Suppose there was a SWE union and the union has to create their own reference compensation bands. Would the union again lean towards leetcode or some other standardized test? Or just use years of experience and maybe past projects?

When weighing the “effectiveness” of leetcode interviews, it’s important to weigh that thus far SWEs have failed to effectively unionize despite e.g. the past class-action no-poaches clearly showing C-suites should be paying engineers a larger share.



yeah i agree that "if you know how to problem solve you will pass" statement is a joke. you absolutely need to memorize most of these problems as you'll never encounter them out in the real world. i think we need to get better at the behavioral side of interviewing - this should be the juice of getting at whether or not an engineer is good. and if they're really good at lying... CEO material? lol.



And you think without leetcode questions the despicable biased interviewer from your example would not be able to hire someone from their Alma mater over someone else?



We’re hiring for an entry level position where I work. So entry level, that their first month is going to be dedicated to simply learning the framework we use.

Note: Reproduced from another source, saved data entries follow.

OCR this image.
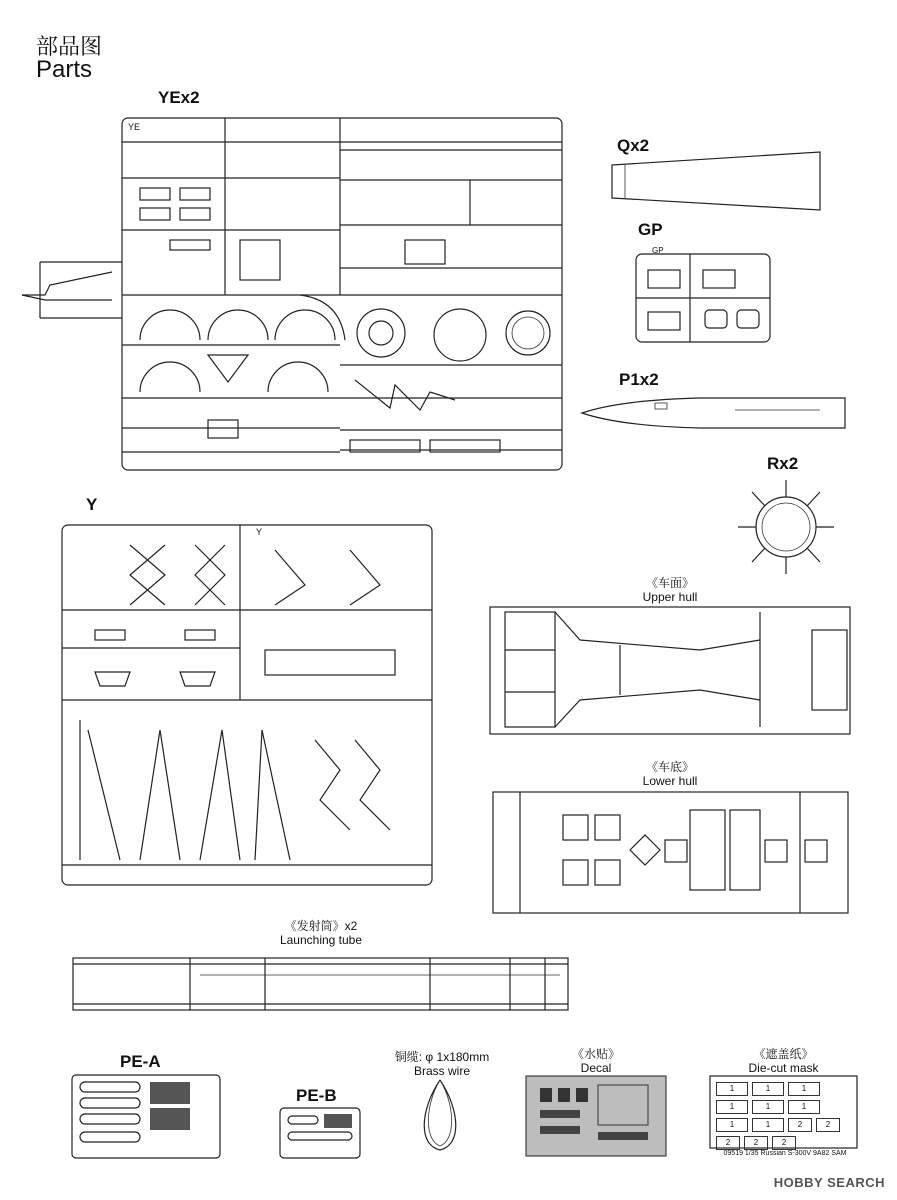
部品图
Parts
YEx2
YE
Qx2
GP
GP
P1x2
Rx2
Y
Y
《车面》
Upper hull
《车底》
Lower hull
《发射筒》x2
Launching tube
PE-A
PE-B
铜缆: φ 1x180mm
Brass wire
《水贴》
Decal
《遮盖纸》
Die-cut mask
1	1	1
1	1	1
1	1	2	2
2	2	2
09519 1/35 Russian S-300V 9A82 SAM
HOBBY SEARCH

However, we do require a base level of competency. We give out a 40-ish minute assessment. Two multiple choice and three coding problems.

And they’re easy. One of them is essentially “John has a 5 gallon bucket and 3 gallon bucket, how many buckets does he have?”. All you have to do is rewrite the clearly labeled circuit diagram as a Boolean expression.

Not a single person this round has passed. Several have failed the simple ones.

So while grilling people on the minutiae of a language or asking them to solve the traveling salesman is not beneficial, neither is nothing.

We should be testing floors, not ceilings



> I will ask you verbatim one of those quad tree/number theory/inclusion exclusion principle questions

Why don't you list them here to illustrate your point?